Fireworks cause high levels of stress and anxiety for dogs during the 4th of July. In her days as an animal control officer, Dr. Hurley saw dogs "jump through plate glass windows, they were so freaked out." Some dogs even need heavy tranquilizers to get through the night, she added.
There are a lot of other things owners can do to help their dogs get through the terror:
- Keep pets indoors: If you are having company, keep pets in a room that is off-limits to guests. Make sure there is plenty of food and water.
- Keep it calm: Surround dogs with favorite toys and familiar objects. Play soothing music and close doors to keep it quiet.
- Keep a barrier: Even if dogs don't seem upset by the noise, getting too close to fireworks can cause burns and eating them can be toxic.
While cats are less likely to suffer from these problems, spring through fall is “Kitten season” in the majority of the country.
The Albuquerque Animal Welfare Department gets hundreds of kittens during the summer. "People are more likely to get a dog fixed than a cat, more likely to microchip a dog than a cat and more likely to claim a dog than a cat. Cats are the throwaways and we end up with way too many litters," said director Barbara Bruin. New-born kittens need a lot of care and attention, and with the lack of helping hands and right medical care, many of them die this time of year.
Animal increase in shelters results in higher expenses.

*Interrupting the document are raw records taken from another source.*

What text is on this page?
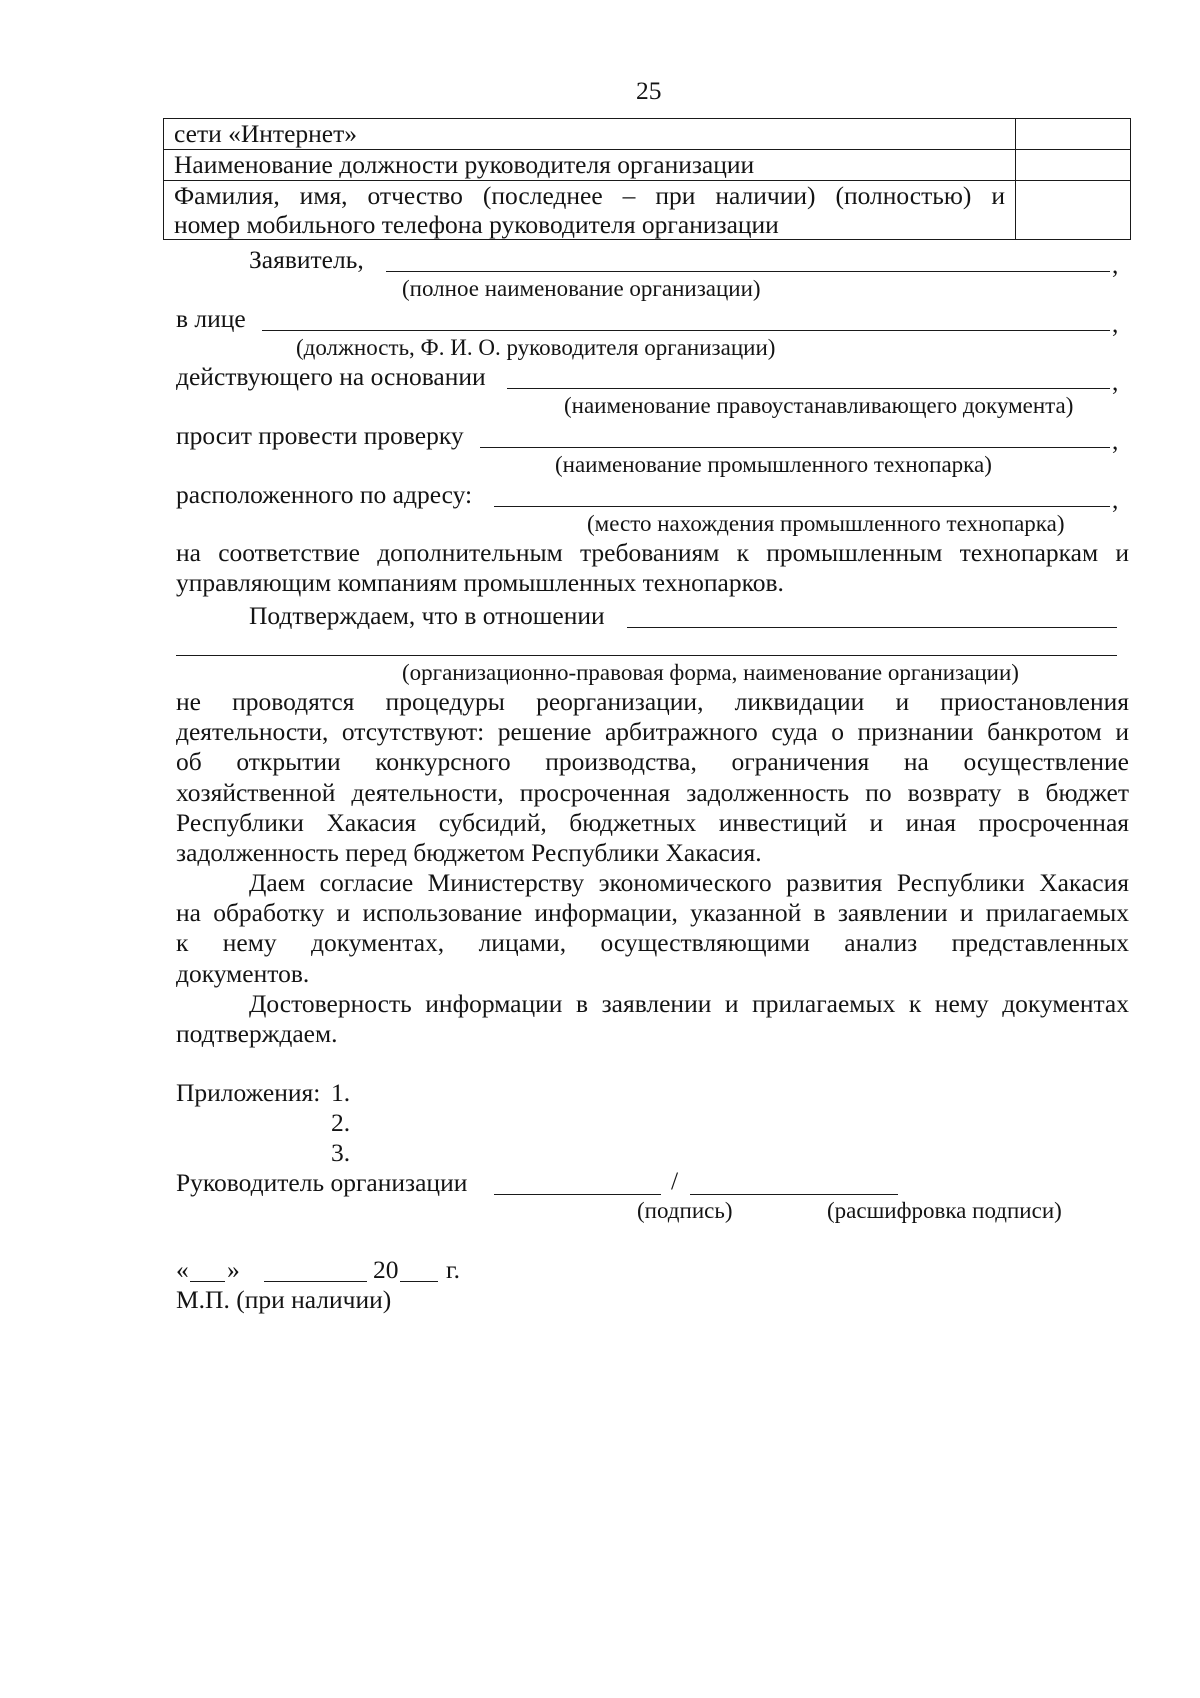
25
сети «Интернет»	
Наименование должности руководителя организации	

Фамилия, имя, отчество (последнее – при наличии) (полностью) и
номер мобильного телефона руководителя организации	

Заявитель,	,
(полное наименование организации)
в лице	,
(должность, Ф. И. О. руководителя организации)
действующего на основании	,
(наименование правоустанавливающего документа)
просит провести проверку	,
(наименование промышленного технопарка)
расположенного по адресу:	,
(место нахождения промышленного технопарка)
на соответствие дополнительным требованиям к промышленным технопаркам и
управляющим компаниям промышленных технопарков.
Подтверждаем, что в отношении
(организационно-правовая форма, наименование организации)
не проводятся процедуры реорганизации, ликвидации и приостановления
деятельности, отсутствуют: решение арбитражного суда о признании банкротом и
об открытии конкурсного производства, ограничения на осуществление
хозяйственной деятельности, просроченная задолженность по возврату в бюджет
Республики Хакасия субсидий, бюджетных инвестиций и иная просроченная
задолженность перед бюджетом Республики Хакасия.
Даем согласие Министерству экономического развития Республики Хакасия
на обработку и использование информации, указанной в заявлении и прилагаемых
к нему документах, лицами, осуществляющими анализ представленных
документов.
Достоверность информации в заявлении и прилагаемых к нему документах
подтверждаем.
Приложения: 1.
2.
3.
Руководитель организации	/
(подпись)	(расшифровка подписи)
« »	20 г.
М.П. (при наличии)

Besides food bills and utility bills, summer medical costs are largely magnified.
"Fleas and ticks are horrible in the summer, and this year is worse than ever because we had a mild winter that did not kill them off," said Whitney Jones, animal care manager at the Humane Society of Memphis and Shelby County, Tenn. "We purchase flea and tick medication in bulk to manage these costs, but yes, treating active flea and tick infestations does get pricey."
Also, medicine for heart worm, which is transmitted by mosquitoes, is excessively needed at this time of year.

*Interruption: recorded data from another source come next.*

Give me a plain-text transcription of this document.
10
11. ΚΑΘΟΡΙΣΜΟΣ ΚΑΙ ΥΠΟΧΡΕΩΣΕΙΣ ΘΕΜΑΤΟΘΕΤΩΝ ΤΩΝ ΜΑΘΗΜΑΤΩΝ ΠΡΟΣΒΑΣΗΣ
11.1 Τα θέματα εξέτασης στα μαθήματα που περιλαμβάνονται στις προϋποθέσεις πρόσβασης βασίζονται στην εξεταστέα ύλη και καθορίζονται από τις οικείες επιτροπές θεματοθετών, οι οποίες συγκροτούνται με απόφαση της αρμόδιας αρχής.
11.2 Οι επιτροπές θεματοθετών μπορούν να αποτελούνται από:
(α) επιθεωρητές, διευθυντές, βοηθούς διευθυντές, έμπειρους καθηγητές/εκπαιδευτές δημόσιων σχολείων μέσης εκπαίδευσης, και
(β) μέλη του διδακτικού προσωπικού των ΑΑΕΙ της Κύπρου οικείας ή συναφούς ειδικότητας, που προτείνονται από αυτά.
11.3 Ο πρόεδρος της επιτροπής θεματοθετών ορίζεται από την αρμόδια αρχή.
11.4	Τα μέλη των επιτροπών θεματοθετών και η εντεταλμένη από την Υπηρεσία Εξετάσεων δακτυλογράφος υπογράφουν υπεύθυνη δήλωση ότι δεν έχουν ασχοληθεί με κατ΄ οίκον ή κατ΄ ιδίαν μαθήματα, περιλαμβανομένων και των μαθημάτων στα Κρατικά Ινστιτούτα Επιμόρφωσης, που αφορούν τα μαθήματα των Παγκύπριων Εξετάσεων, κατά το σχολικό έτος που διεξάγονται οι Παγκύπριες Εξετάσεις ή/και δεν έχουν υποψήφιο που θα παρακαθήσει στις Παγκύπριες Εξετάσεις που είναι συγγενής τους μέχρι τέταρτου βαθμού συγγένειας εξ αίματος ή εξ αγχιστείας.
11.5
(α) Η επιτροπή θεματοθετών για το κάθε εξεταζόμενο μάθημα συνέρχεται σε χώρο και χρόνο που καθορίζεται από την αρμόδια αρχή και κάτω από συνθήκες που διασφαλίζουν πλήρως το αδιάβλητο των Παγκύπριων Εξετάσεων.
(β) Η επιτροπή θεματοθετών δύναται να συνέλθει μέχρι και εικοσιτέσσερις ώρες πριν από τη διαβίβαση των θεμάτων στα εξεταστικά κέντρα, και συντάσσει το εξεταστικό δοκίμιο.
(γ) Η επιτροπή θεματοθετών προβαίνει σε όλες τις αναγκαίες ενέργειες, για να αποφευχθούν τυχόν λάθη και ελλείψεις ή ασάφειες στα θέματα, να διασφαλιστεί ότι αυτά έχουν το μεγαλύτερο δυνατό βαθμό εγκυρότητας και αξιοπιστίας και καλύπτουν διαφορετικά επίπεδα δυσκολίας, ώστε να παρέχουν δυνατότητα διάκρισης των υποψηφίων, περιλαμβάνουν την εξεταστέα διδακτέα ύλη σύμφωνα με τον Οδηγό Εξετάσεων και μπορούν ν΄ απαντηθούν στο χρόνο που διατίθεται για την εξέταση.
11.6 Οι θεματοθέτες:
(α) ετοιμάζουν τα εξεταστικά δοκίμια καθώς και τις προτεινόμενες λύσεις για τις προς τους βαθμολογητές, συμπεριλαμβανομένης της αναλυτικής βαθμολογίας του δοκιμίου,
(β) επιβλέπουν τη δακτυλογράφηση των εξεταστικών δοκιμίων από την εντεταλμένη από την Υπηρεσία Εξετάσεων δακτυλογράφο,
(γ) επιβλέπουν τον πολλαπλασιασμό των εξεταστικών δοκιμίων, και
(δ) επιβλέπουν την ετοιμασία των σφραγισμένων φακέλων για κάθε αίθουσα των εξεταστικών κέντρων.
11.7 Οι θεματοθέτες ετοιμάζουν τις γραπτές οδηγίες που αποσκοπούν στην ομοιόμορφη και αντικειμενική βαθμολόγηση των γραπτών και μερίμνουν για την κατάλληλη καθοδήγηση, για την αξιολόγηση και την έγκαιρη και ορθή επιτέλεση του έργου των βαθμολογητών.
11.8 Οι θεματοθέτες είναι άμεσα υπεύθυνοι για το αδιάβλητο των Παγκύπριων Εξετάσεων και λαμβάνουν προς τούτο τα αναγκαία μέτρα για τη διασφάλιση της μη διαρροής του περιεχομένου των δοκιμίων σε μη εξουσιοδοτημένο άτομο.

Infamous for fewer volunteers and donations, the summer season does have a bright side, however.
"We usually have an increase in adoptions, especially in recent years with the downturn in the economy," said Madeline Bernstein, president of the Society for the Prevention of Cruelty to Animals Los Angeles. "More people declined family vacations or big purchases (like a boat or recreational vehicle) and instead chose to adopt a pet."
Last year in Richmond, about 30 percent of the animals placed all year were adopted in June, July and August, Kingry said.
"Many families come to us during the summer because they tend to spend more time at home, and children are out of school and can bond with the new family member," she said.